Protesters Rounded Up In Belarus; Nobel-winning Writer Due For Questioning
Protesters Rounded Up In Belarus; Nobel-winning Writer Due For Questioning
Belarusian police have rounded up dozens of protesters heading home from peaceful demonstrations, rights groups said on Wednesday, after days in which the authorities exercised comparative restraint towards mass antigovernment rallies.

MINSK: Belarusian police have rounded up dozens of protesters heading home from peaceful demonstrations, rights groups said on Wednesday, after days in which the authorities exercised comparative restraint towards mass anti-government rallies.

The country’s most celebrated writer, Nobel Prize-winner Svetlana Alexievich, was expected to appear for questioning later on Wednesday in a criminal investigation into an opposition council, two of whose leaders were jailed this week.

President Alexander Lukashenko has faced more than two weeks of mass demonstrations against his 26-year rule since an election which his opponents say was rigged. He denies electoral fraud and says the protests are funded from abroad.

Although Lukashenko has called the protesters “rats” and said he has given the order to clear them from the streets, police had been comparatively restrained in recent days, apparently wary of a crackdown that would add to public anger.

But rights group Spring listed more than 30 people it said had been arrested on Tuesday, mostly in peaceful circumstances.

In one typical account, a man wearing a red-and-white opposition flag on his shoulder was walking with his wife and young son, when an unmarked car pulled up, the group said. Two men in plain clothes jumped out, pushed the woman and child away, shoved the man into the car and drove off.

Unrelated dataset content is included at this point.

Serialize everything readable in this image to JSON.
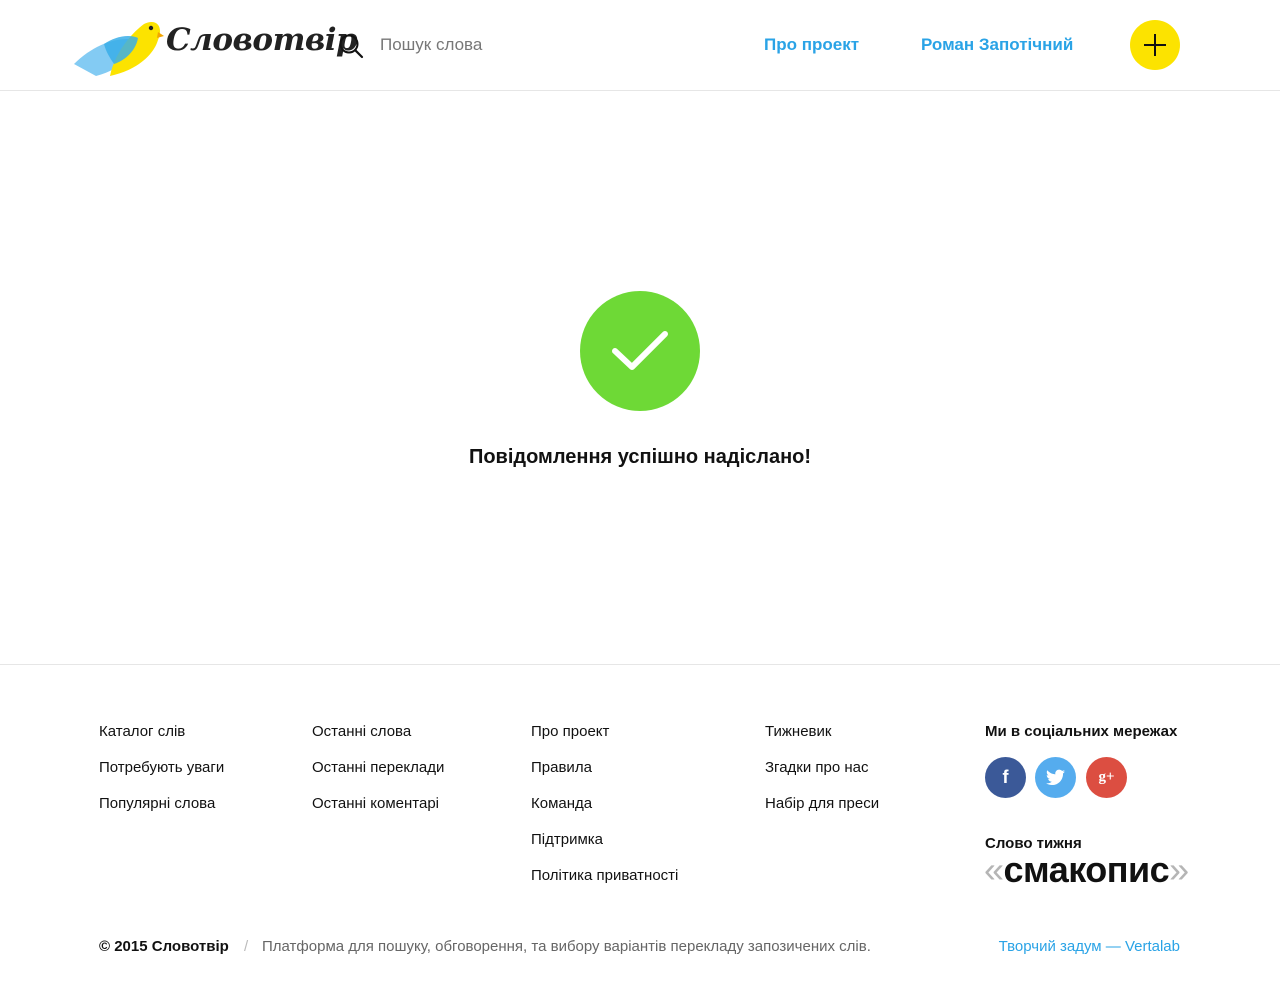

The Interior Ministry said police had detained 51 people for administrative violations after unsanctioned rallies on Tuesday. It typically reports dozens of such arrests per day.

Alexievich, who won the 2015 Nobel Prize in Literature for work that includes oral histories of World War Two and the Chernobyl nuclear disaster, is one of dozens of high profile figures who formed a new opposition Coordination Council last week.

She was due for questioning in the afternoon at the Investigative Committee, a body handling a criminal investigation into the opposition council for attempting to seize power.

The council says its aim is to negotiate a peaceful transition of authority after the election. Two of its leaders were jailed for 10 days on Tuesday, including the main representative inside Belarus of opposition presidential candidate Sviatlana Tsikhanouskaya. She fled to Lithuania after the election which her supporters say she won.